# Web scraper for Wikipedia 

We will be scraping information about Finnish athletes who have medaled at the Summer Olympics. For more information about scraping, consult the documentation for Beautiful Soup at https://www.crummy.com/software/BeautifulSoup/bs4/doc/. 

### Imports

In [None]:
import pandas as pd
from bs4 import BeautifulSoup
import requests
import time

## Downloading one web page

In [None]:
# the site we want to scrape
url = "https://en.wikipedia.org/wiki/Mira_Potkonen"
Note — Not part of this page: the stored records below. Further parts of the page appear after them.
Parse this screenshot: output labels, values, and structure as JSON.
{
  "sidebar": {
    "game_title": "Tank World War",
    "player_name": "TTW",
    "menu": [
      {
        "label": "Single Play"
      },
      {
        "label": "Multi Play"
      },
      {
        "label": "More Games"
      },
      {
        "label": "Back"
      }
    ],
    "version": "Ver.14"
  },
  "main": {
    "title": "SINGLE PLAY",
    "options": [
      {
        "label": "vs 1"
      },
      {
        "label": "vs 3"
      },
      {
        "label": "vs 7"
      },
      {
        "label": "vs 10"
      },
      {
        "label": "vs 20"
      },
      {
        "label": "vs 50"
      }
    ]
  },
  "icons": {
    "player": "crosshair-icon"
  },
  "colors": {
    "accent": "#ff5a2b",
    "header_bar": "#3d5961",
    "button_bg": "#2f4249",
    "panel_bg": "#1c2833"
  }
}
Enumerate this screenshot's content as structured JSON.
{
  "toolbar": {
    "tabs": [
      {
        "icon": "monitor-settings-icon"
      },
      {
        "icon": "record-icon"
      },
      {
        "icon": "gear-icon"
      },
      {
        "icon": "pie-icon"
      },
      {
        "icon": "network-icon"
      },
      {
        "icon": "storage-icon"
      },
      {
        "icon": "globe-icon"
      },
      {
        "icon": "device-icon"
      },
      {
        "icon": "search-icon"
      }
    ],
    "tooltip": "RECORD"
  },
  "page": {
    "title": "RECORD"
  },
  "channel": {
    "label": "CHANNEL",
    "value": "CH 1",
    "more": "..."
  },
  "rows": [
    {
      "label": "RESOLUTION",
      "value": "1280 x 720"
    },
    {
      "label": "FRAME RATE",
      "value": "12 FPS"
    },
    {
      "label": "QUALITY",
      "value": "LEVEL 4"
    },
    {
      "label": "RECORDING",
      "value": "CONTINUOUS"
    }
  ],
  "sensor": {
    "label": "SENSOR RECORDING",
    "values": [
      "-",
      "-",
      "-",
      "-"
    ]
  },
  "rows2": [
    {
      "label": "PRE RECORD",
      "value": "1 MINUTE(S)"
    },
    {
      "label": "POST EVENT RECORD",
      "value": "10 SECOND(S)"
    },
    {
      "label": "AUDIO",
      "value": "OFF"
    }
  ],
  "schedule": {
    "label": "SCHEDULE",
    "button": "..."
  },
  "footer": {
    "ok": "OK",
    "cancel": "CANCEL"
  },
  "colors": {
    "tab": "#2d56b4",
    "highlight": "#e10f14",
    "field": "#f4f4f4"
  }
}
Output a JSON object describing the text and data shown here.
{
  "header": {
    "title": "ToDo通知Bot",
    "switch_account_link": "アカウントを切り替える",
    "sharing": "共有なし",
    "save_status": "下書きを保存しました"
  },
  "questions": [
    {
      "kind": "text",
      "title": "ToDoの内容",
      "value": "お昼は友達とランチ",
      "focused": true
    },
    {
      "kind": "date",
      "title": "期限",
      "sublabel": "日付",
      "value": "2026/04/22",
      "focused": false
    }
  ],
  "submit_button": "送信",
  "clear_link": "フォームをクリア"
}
# we ask the server for the webpage
r = requests.get(url)

r

In [None]:
# status code tells us about the server's response
r.status_code

In [None]:
# this is the webpage -- like if you clicked "View Source" in a broswer
r.content

## Working with the HTML

In [None]:
page = r.content

#parse page with bs4
soup = BeautifulSoup(page, 'html.parser')
soup

In [None]:
# make it look a little nicer
print(soup.prettify())

In [None]:
#selects the title element of this HTML page (<title>)
soup.title

In [None]:
#selects the text content of the title element of this HTML page
soup.title.text

In [None]:
#selects the first HTML large heading element (<h1>)
soup.find('h1')

In [None]:
#selects all the hyperlinks on the page (<a>)
soup.findAll('a')

### Try it out!

In [None]:
#write some code that selects the first table (<table>)



In [None]:
#write some code that selects all the items in lists on the page <li>



In [None]:
#write some code that selects the text within the first paragraph (<p>)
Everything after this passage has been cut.